Session 3: Quiz Show Prep IV

After the lunch meeting, went to the terminal room to print out the lists of contestants and alternates and the additional resources (name placards, answer sheets for the judges, and so on). We also updated the end credits to list the folks who donated prizes (ranging from dead presidents to a 27-inch flat-screen TV set) and got everything all ready to roll.

Session 4: Quiz Show

At last, the culmination of two days of my efforts (as well as a lot of time from Rob, Dan, our volunteer testers, our production staff, and so on): The Quiz Show. We went through the usual 3-contestants-per-round, 3-rounds-plus-finals again. Categories included Batman, Celebrity Geeks, Famous Lovers, Hosts (famous hosts), Name That Daemon, News Anchors (fill in the missing half of the name or the partner), Parse This (anagrams for "parse"), Showbiz, and Unix Files.

All three initial rounds were close-fought matches with the winner decided only in the last few questions. The inidividual round winners were Cory Bosley, Doug Hughes, and Paul Sand. The grand prize winner was Paul Sand, beating Doug Hughes by a narrow margin of 600 points (or the last 2 questions).

Three funny moments from the show are worth mentioning:

Grand fun.

Evening activities

Started off by going to dinner with Dan, Karen, Geoff, and Mike at the hotel's steak place. Even though it was at the hotel, it was better service, better ambience, better food, and better value for the money than the Palm was.

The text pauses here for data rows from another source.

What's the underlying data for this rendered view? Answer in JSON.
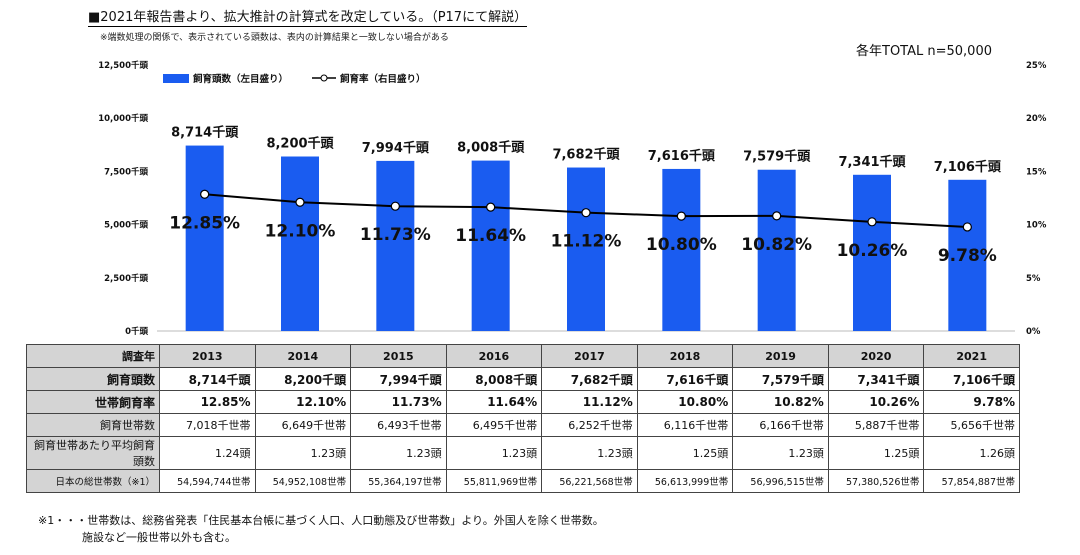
{
  "header": {
    "title": "■2021年報告書より、拡大推計の計算式を改定している。（P17にて解説）",
    "note": "※端数処理の関係で、表示されている頭数は、表内の計算結果と一致しない場合がある"
  },
  "total_label": "各年TOTAL n=50,000",
  "chart_data": {
    "type": "bar",
    "categories": [
      "2013",
      "2014",
      "2015",
      "2016",
      "2017",
      "2018",
      "2019",
      "2020",
      "2021"
    ],
    "series": [
      {
        "name": "飼育頭数（左目盛り）",
        "type": "bar",
        "axis": "left",
        "values": [
          8714,
          8200,
          7994,
          8008,
          7682,
          7616,
          7579,
          7341,
          7106
        ],
        "labels": [
          "8,714千頭",
          "8,200千頭",
          "7,994千頭",
          "8,008千頭",
          "7,682千頭",
          "7,616千頭",
          "7,579千頭",
          "7,341千頭",
          "7,106千頭"
        ],
        "color": "#1a5cf0"
      },
      {
        "name": "飼育率（右目盛り）",
        "type": "line",
        "axis": "right",
        "values": [
          12.85,
          12.1,
          11.73,
          11.64,
          11.12,
          10.8,
          10.82,
          10.26,
          9.78
        ],
        "labels": [
          "12.85%",
          "12.10%",
          "11.73%",
          "11.64%",
          "11.12%",
          "10.80%",
          "10.82%",
          "10.26%",
          "9.78%"
        ],
        "color": "#000000"
      }
    ],
    "y_left": {
      "ticks": [
        "0千頭",
        "2,500千頭",
        "5,000千頭",
        "7,500千頭",
        "10,000千頭",
        "12,500千頭"
      ],
      "lim": [
        0,
        12500
      ]
    },
    "y_right": {
      "ticks": [
        "0%",
        "5%",
        "10%",
        "15%",
        "20%",
        "25%"
      ],
      "lim": [
        0,
        25
      ]
    },
    "legend_placement": "top-left"
  },
  "table": {
    "rows": [
      {
        "label": "調査年",
        "style": "hdr",
        "cells": [
          "2013",
          "2014",
          "2015",
          "2016",
          "2017",
          "2018",
          "2019",
          "2020",
          "2021"
        ]
      },
      {
        "label": "飼育頭数",
        "style": "bold",
        "cells": [
          "8,714千頭",
          "8,200千頭",
          "7,994千頭",
          "8,008千頭",
          "7,682千頭",
          "7,616千頭",
          "7,579千頭",
          "7,341千頭",
          "7,106千頭"
        ]
      },
      {
        "label": "世帯飼育率",
        "style": "bold",
        "cells": [
          "12.85%",
          "12.10%",
          "11.73%",
          "11.64%",
          "11.12%",
          "10.80%",
          "10.82%",
          "10.26%",
          "9.78%"
        ]
      },
      {
        "label": "飼育世帯数",
        "style": "mid",
        "cells": [
          "7,018千世帯",
          "6,649千世帯",
          "6,493千世帯",
          "6,495千世帯",
          "6,252千世帯",
          "6,116千世帯",
          "6,166千世帯",
          "5,887千世帯",
          "5,656千世帯"
        ]
      },
      {
        "label": "飼育世帯あたり平均飼育頭数",
        "style": "mid",
        "cells": [
          "1.24頭",
          "1.23頭",
          "1.23頭",
          "1.23頭",
          "1.23頭",
          "1.25頭",
          "1.23頭",
          "1.25頭",
          "1.26頭"
        ]
      },
      {
        "label": "日本の総世帯数（※1）",
        "style": "small",
        "cells": [
          "54,594,744世帯",
          "54,952,108世帯",
          "55,364,197世帯",
          "55,811,969世帯",
          "56,221,568世帯",
          "56,613,999世帯",
          "56,996,515世帯",
          "57,380,526世帯",
          "57,854,887世帯"
        ]
      }
    ]
  },
  "footnotes": {
    "line1": "※1・・・世帯数は、総務省発表「住民基本台帳に基づく人口、人口動態及び世帯数」より。外国人を除く世帯数。",
    "line2": "施設など一般世帯以外も含む。"
  }
}
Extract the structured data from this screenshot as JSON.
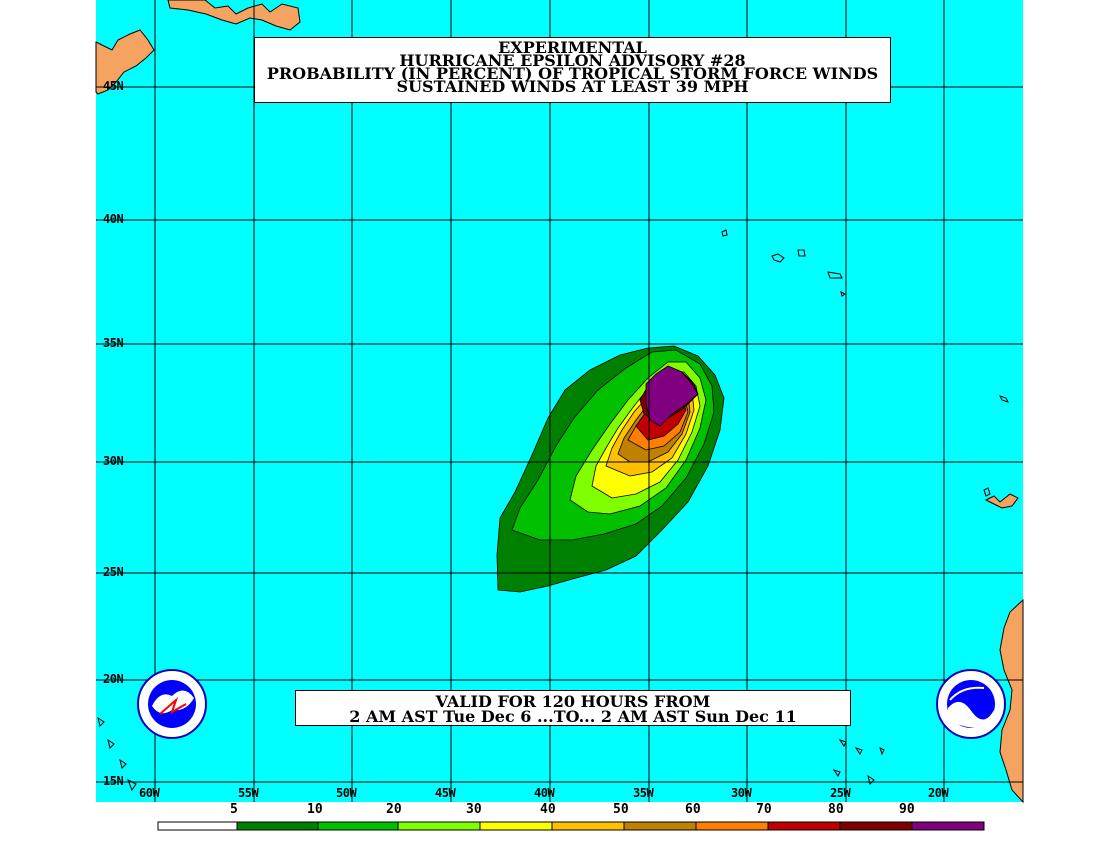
{
  "title": {
    "line1": "EXPERIMENTAL",
    "line2": "HURRICANE EPSILON ADVISORY #28",
    "line3": "PROBABILITY (IN PERCENT) OF TROPICAL STORM FORCE WINDS",
    "line4": "SUSTAINED WINDS AT LEAST 39 MPH"
  },
  "valid": {
    "line1": "VALID FOR 120 HOURS FROM",
    "line2": "2 AM AST Tue Dec 6 ...TO... 2 AM AST Sun Dec 11"
  },
  "latitudes": [
    "45N",
    "40N",
    "35N",
    "30N",
    "25N",
    "20N",
    "15N"
  ],
  "longitudes": [
    "60W",
    "55W",
    "50W",
    "45W",
    "40W",
    "35W",
    "30W",
    "25W",
    "20W"
  ],
  "legend": {
    "labels": [
      "5",
      "10",
      "20",
      "30",
      "40",
      "50",
      "60",
      "70",
      "80",
      "90"
    ],
    "colors": [
      "#ffffff",
      "#008000",
      "#00c000",
      "#80ff00",
      "#ffff00",
      "#ffc000",
      "#c08000",
      "#ff8000",
      "#c00000",
      "#800000",
      "#800080"
    ]
  },
  "colors": {
    "ocean": "#00ffff",
    "land": "#f4a460",
    "grid": "#000000"
  },
  "logos": {
    "nws": "NATIONAL WEATHER SERVICE",
    "noaa": "NOAA"
  }
}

After dinner, changed into my usual bartending drag for the dead dog party. Tended bar off and on, schmoozed with folks in the common area, and beat Elizabeth twice at Set (though in her favor she wasn't paying attention in the first game until she realized I was playing to win).

Gave up and went to bed around 1 or 2am.


Saturday, November 9

Today was the day to sleep in — I didn't wake up until nearly 11am! I finished packing and checked out of the hotel, left my luggage (including the laptop but what the heck, it's insured) with the bell staff, and went to Chinatown for dim sum with Moose, Dee, Joe R., Bob Apthorpe, Elizabeth Zwicky, and two others I'm spacing on. Had more really yummy (and inexpensive!) food until we were stuffed. Walked back to the hotel with Moose then ransomed my luggage from the bell staff (darn, nobody stole the laptop), hopped a shuttle to the airport with a couple of other geeks, and hung out in our mutual concourse for an hour or so before our respective flights.

Flew home on an earlier flight (which was 2/3 empty), arriving on time, getting my luggage in a reasonable amount of time, and caught a speedy shuttle home. Ordered pizza, unpacked, ate dinner, and collapsed.